Cloglover · 15/09/2018 13:22

She goes out a bit later and comes back a bit earlier or leaves the dog for a bit longer. It's 10 mins there in the cold or rain, half an hour sitting with the dog and 10 mins back again. Expecting someone else to go out of their way on a Saturday night (each Saturday night) for an hour is unfair. She needs to amend her schedule not get you to amend yours. How long exactly is she out for? 3 hours on a Saturday night is enough if you have responsibilities (children or dogs!)

Iloveacurry · 15/09/2018 13:25

It’s not your dog or your responsibility. She’s the selfish one.

MrsRyanGosling15 · 15/09/2018 13:26

If you don't want to do something, then just don't do it. You are a grown adult and no one can force you to do anything. Yes she is very rude for insisting and the things she says but equally, you are the main problem because you keep doing it. Just say no. It really is that easy.

OnoAnotherNC · 15/09/2018 13:27

She is being very unfair on you.

I was also curious as to whether you were invited on the day trips she goes on with your sister.

Feefeetrixabelle · 15/09/2018 13:27

If she starts the guilt trip throw it back at her. Poor dog don’t you care leaving him all on his own?

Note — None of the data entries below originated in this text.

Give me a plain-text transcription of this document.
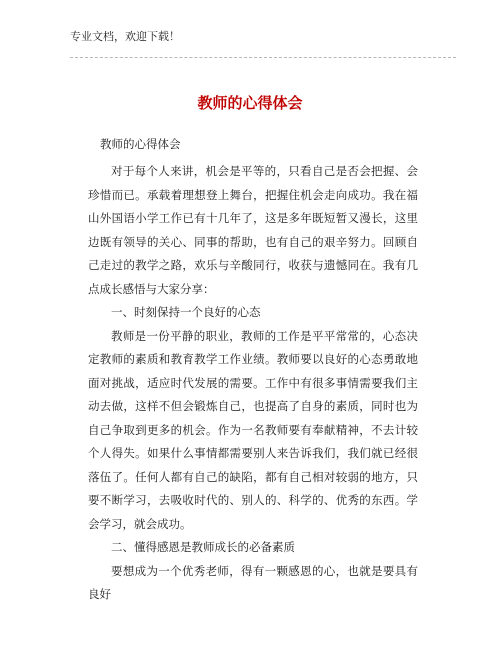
专业文档，欢迎下载！
教师的心得体会
教师的心得体会

对于每个人来讲，机会是平等的，只看自己是否会把握、会珍惜而已。承载着理想登上舞台，把握住机会走向成功。我在福山外国语小学工作已有十几年了，这是多年既短暂又漫长，这里边既有领导的关心、同事的帮助，也有自己的艰辛努力。回顾自己走过的教学之路，欢乐与辛酸同行，收获与遗憾同在。我有几点成长感悟与大家分享：

一、时刻保持一个良好的心态

教师是一份平静的职业，教师的工作是平平常常的，心态决定教师的素质和教育教学工作业绩。教师要以良好的心态勇敢地面对挑战，适应时代发展的需要。工作中有很多事情需要我们主动去做，这样不但会锻炼自己，也提高了自身的素质，同时也为自己争取到更多的机会。作为一名教师要有奉献精神，不去计较个人得失。如果什么事情都需要别人来告诉我们，我们就已经很落伍了。任何人都有自己的缺陷，都有自己相对较弱的地方，只要不断学习，去吸收时代的、别人的、科学的、优秀的东西。学会学习，就会成功。

二、懂得感恩是教师成长的必备素质

要想成为一个优秀老师，得有一颗感恩的心，也就是要具有良好
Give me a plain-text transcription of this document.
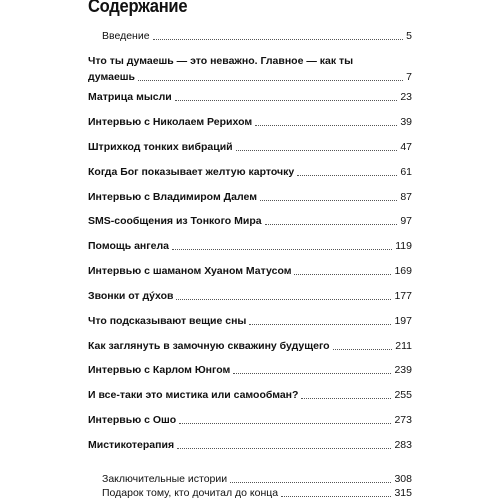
Содержание
Введение	5
Что ты думаешь — это неважно. Главное — как ты
думаешь	7
Матрица мысли	23
Интервью с Николаем Рерихом	39
Штрихкод тонких вибраций	47
Когда Бог показывает желтую карточку	61
Интервью с Владимиром Далем	87
SMS-сообщения из Тонкого Мира	97
Помощь ангела	119
Интервью с шаманом Хуаном Матусом	169
Звонки от дýхов	177
Что подсказывают вещие сны	197
Как заглянуть в замочную скважину будущего	211
Интервью с Карлом Юнгом	239
И все-таки это мистика или самообман?	255
Интервью с Ошо	273
Мистикотерапия	283
Заключительные истории	308
Подарок тому, кто дочитал до конца	315
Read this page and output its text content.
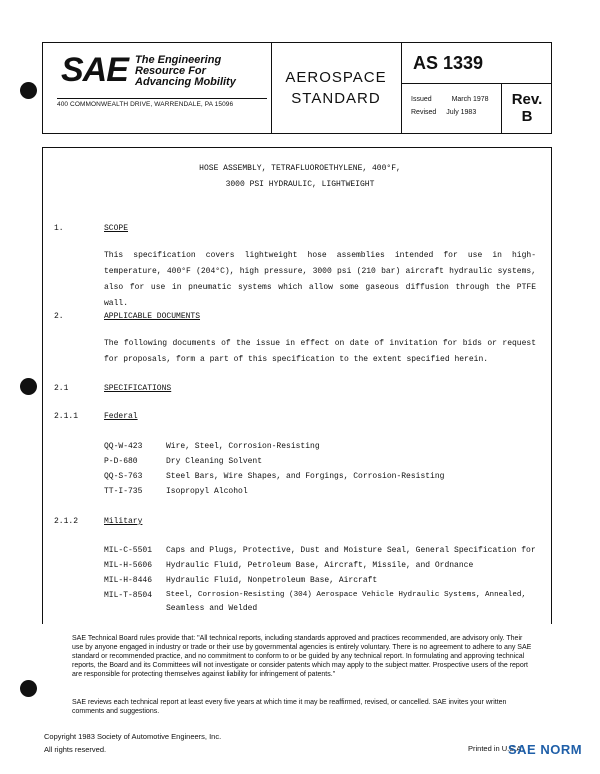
SAE The Engineering
Resource For
Advancing Mobility
400 COMMONWEALTH DRIVE, WARRENDALE, PA 15096
AEROSPACE
STANDARD
AS 1339
Issued	March 1978
Revised July 1983
Rev.
B
HOSE ASSEMBLY, TETRAFLUOROETHYLENE, 400°F,
3000 PSI HYDRAULIC, LIGHTWEIGHT
1.	SCOPE
This specification covers lightweight hose assemblies intended for use in high-temperature, 400°F (204°C), high pressure, 3000 psi (210 bar) aircraft hydraulic systems, also for use in pneumatic systems which allow some gaseous diffusion through the PTFE wall.
2.	APPLICABLE DOCUMENTS
The following documents of the issue in effect on date of invitation for bids or request for proposals, form a part of this specification to the extent specified herein.
2.1	SPECIFICATIONS
2.1.1	Federal
QQ-W-423	Wire, Steel, Corrosion-Resisting
P-D-680	Dry Cleaning Solvent
QQ-S-763	Steel Bars, Wire Shapes, and Forgings, Corrosion-Resisting
TT-I-735	Isopropyl Alcohol
2.1.2	Military
MIL-C-5501 Caps and Plugs, Protective, Dust and Moisture Seal, General Specification for
MIL-H-5606 Hydraulic Fluid, Petroleum Base, Aircraft, Missile, and Ordnance
MIL-H-8446 Hydraulic Fluid, Nonpetroleum Base, Aircraft
MIL-T-8504 Steel, Corrosion-Resisting (304) Aerospace Vehicle Hydraulic Systems, Annealed,
Seamless and Welded
SAE Technical Board rules provide that: "All technical reports, including standards approved and practices recommended, are advisory only. Their use by anyone engaged in industry or trade or their use by governmental agencies is entirely voluntary. There is no agreement to adhere to any SAE standard or recommended practice, and no commitment to conform to or be guided by any technical report. In formulating and approving technical reports, the Board and its Committees will not investigate or consider patents which may apply to the subject matter. Prospective users of the report are responsible for protecting themselves against liability for infringement of patents."
SAE reviews each technical report at least every five years at which time it may be reaffirmed, revised, or cancelled. SAE invites your written comments and suggestions.
Copyright 1983 Society of Automotive Engineers, Inc.
All rights reserved.	Printed in U.S.A.
SAE NORM
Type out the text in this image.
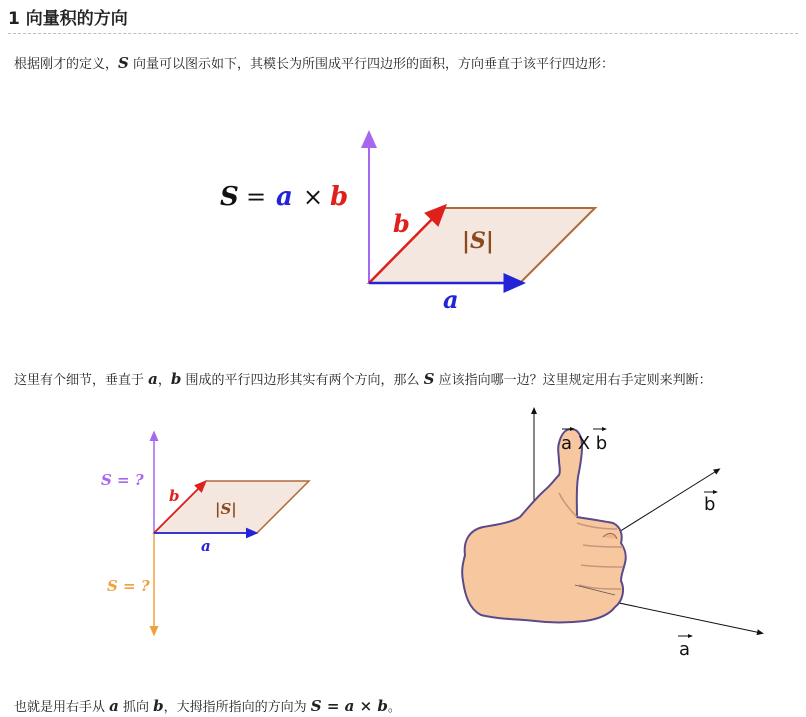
1 向量积的方向
根据刚才的定义，S 向量可以图示如下，其模长为所围成平行四边形的面积，方向垂直于该平行四边形：
S = a × b
b
a
|S|
这里有个细节，垂直于 a，b 围成的平行四边形其实有两个方向，那么 S 应该指向哪一边？这里规定用右手定则来判断：
S = ?
S = ?
b
a
|S|
a X b
b
a
也就是用右手从 a 抓向 b，大拇指所指向的方向为 S = a × b。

Why no mother I don’t mind because I know a responsible loving dog owner such as yourself will cancel your plans and stay home with him

HeebieJeebies456 · 15/09/2018 14:07

"poor dog...you don't care about her...you're so selfish".

You need to toughen up and set personal boundaries.
you're allowing her to make you feel bad.
you don't have to listen to her crap or dance to her tune.